Module: Dysphagia and the Digestive Tract
Janet L. Poole, PhD, OTR/L, and Cindy Mendelson, PhD, RN, and Dinesh Khanna, MD, MS
The following list of medications is provided to tell you about the types of medical treatments available. It is important that you do not take medications on your own without talking to your doctor first if you have new symptoms, because these symptoms may mean that there is a change in your condition that needs to be checked. More information about these medications is available at http://www.scleroderma.org/site/DocServer/digestive_system_article.pdf?docID=314 (see Table 3).
These are medicines that may provide some relief for heartburn but do not control reflux symptoms. H-2 blockers are available through prescription or over the counter. Examples include Zantac® and Pepcid®.
Proton pump inhibitors
These are medicines that prevent acid production and stop heartburn. Always take these medicines with you, because if you miss a few doses, acid production can increase and your symptoms might get worse. Examples are Prilosec® and Prevacid®.

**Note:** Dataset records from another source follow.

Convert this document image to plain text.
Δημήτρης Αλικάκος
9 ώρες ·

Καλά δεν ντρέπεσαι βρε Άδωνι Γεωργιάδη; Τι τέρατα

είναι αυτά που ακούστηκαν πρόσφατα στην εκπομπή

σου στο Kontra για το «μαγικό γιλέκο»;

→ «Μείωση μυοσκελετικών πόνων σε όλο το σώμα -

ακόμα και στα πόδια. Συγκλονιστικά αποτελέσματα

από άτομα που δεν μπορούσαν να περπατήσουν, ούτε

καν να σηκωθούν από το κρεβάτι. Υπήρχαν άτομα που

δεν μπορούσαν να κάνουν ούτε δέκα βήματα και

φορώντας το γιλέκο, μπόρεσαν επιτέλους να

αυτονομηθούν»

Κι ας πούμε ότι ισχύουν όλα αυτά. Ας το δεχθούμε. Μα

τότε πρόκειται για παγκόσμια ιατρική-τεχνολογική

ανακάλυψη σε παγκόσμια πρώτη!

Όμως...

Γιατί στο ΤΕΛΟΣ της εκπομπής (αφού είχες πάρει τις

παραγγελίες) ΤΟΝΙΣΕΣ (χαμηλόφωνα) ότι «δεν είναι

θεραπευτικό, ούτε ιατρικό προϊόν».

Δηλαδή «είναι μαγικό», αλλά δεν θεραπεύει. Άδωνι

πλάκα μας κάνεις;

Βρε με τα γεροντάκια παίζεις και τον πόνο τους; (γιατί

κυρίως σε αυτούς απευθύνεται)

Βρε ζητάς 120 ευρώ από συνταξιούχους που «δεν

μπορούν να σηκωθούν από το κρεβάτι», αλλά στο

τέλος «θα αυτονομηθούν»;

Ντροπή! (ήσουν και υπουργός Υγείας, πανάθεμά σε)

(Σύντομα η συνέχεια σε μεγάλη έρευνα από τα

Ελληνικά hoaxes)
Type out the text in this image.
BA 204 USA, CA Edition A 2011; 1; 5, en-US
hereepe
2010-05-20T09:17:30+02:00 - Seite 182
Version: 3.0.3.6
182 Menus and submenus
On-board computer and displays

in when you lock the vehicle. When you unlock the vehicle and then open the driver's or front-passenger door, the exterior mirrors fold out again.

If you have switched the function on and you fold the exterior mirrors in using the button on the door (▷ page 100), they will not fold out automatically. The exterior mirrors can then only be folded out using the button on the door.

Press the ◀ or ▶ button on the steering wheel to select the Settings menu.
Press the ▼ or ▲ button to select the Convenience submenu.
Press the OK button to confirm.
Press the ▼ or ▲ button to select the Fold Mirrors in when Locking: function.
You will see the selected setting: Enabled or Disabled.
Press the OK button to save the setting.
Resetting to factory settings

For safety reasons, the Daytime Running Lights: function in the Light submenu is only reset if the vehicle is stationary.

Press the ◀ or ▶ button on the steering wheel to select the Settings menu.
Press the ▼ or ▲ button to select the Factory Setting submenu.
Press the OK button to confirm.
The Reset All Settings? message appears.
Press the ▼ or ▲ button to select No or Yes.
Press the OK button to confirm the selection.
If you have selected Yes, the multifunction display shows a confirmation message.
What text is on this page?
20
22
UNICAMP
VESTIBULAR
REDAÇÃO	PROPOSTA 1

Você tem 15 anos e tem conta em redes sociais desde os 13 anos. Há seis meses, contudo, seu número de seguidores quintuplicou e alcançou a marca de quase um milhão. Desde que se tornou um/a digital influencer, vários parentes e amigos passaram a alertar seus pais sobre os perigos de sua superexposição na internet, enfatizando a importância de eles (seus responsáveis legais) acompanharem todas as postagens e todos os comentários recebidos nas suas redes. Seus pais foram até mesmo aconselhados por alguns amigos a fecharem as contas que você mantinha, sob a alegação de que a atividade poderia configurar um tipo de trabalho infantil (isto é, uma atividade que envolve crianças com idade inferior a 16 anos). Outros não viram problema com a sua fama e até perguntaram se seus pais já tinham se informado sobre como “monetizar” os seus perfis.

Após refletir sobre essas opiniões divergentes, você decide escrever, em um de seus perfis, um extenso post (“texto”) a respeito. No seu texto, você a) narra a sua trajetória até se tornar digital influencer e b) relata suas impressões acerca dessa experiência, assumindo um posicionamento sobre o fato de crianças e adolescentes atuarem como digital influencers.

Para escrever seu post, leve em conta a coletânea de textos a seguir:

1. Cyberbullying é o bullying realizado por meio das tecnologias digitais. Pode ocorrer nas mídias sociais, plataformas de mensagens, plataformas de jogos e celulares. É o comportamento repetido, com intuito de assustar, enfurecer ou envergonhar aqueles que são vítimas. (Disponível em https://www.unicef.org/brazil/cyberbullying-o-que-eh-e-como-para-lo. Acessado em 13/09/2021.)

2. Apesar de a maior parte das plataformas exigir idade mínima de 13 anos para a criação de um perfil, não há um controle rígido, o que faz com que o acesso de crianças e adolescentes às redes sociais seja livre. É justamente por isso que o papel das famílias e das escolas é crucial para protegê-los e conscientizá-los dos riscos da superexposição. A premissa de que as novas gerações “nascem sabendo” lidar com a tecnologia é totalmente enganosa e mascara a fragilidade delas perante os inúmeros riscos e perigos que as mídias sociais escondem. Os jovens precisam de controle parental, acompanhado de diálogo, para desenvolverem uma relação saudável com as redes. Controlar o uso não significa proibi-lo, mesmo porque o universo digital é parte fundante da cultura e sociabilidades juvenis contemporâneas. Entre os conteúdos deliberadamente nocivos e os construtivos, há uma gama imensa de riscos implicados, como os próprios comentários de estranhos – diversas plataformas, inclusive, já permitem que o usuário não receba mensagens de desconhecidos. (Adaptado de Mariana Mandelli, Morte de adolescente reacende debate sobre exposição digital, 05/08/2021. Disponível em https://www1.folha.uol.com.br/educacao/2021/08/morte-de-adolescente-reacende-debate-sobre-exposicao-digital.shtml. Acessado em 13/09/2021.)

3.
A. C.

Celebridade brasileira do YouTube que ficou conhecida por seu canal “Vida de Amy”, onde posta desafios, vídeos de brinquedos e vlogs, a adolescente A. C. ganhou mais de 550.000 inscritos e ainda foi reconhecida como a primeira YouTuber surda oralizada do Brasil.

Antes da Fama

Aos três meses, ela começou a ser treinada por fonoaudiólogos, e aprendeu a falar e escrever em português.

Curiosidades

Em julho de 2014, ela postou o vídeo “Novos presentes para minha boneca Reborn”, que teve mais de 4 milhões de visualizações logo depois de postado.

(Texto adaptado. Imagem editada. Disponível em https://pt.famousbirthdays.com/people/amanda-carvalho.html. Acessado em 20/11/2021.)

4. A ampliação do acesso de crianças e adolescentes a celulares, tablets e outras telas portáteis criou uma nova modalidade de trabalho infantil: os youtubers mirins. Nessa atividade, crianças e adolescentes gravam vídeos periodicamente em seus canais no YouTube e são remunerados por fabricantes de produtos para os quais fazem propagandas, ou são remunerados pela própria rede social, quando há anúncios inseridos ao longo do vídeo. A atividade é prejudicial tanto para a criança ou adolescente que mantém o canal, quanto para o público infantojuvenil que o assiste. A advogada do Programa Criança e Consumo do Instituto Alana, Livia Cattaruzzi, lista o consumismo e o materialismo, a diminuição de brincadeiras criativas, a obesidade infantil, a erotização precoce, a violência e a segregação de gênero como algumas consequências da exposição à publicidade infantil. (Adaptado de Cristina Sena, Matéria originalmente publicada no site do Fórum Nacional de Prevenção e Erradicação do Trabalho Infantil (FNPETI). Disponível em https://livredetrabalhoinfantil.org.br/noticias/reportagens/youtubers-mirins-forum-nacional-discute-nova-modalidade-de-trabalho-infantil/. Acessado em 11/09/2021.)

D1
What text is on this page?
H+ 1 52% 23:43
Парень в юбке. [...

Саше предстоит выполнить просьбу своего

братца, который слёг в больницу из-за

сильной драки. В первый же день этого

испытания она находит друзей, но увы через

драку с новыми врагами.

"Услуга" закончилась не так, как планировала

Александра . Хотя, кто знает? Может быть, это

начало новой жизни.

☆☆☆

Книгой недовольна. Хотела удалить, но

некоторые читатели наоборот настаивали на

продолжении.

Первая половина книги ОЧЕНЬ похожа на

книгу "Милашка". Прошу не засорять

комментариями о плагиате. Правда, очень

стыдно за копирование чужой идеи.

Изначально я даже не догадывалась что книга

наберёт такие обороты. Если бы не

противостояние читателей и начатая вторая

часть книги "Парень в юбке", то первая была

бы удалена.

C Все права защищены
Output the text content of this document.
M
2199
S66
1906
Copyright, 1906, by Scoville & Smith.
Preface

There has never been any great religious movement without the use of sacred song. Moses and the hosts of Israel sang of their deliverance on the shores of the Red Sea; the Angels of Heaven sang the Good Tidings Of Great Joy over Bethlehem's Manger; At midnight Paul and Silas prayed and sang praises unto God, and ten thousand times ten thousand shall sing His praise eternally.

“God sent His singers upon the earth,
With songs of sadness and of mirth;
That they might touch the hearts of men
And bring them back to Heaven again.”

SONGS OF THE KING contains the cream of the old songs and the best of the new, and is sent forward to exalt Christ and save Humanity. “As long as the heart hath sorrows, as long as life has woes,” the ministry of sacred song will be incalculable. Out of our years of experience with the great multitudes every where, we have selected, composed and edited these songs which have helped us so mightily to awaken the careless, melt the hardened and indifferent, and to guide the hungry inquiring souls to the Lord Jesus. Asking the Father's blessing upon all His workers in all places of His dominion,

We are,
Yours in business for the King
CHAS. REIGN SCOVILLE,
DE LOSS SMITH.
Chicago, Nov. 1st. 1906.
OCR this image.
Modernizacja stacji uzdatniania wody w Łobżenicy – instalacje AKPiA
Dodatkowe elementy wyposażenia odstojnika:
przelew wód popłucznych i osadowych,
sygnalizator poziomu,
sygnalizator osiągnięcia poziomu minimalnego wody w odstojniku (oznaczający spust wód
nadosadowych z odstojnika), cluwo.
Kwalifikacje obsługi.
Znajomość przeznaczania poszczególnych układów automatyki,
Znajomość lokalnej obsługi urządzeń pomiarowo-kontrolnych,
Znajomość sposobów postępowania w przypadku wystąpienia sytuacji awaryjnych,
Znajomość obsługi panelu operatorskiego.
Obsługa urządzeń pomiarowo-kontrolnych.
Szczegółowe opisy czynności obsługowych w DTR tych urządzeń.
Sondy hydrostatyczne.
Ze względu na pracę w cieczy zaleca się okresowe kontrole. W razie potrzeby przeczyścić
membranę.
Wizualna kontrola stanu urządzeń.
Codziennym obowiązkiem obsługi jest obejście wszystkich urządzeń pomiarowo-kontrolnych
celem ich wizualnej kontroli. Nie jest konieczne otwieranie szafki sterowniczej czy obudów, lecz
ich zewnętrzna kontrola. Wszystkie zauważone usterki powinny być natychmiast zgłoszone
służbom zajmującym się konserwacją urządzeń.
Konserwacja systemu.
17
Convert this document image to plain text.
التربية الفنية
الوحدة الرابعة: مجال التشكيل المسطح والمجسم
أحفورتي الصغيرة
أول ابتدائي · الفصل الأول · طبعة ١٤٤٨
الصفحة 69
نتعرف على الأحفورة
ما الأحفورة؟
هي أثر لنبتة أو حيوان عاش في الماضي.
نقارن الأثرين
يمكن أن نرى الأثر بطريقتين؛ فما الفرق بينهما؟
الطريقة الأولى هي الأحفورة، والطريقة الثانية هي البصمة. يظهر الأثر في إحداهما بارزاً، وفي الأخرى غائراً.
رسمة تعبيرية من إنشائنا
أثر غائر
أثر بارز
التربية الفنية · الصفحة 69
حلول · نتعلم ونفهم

These are medicines that stimulate intestinal muscle contractions and improve the movement of the bowel. They may improve heartburn. An example is Reglan®.
Esophageal dilatation (or stretching) is a treatment in which a tube is passed through the mouth and down the esophagus, and actually stretches the narrowing at the end of the esophagus. This allows food to go down more easily. However, sometimes stretching the opening can also let stomach contents reflux back into the esophagus. Your doctor will decide when this is a good option for you.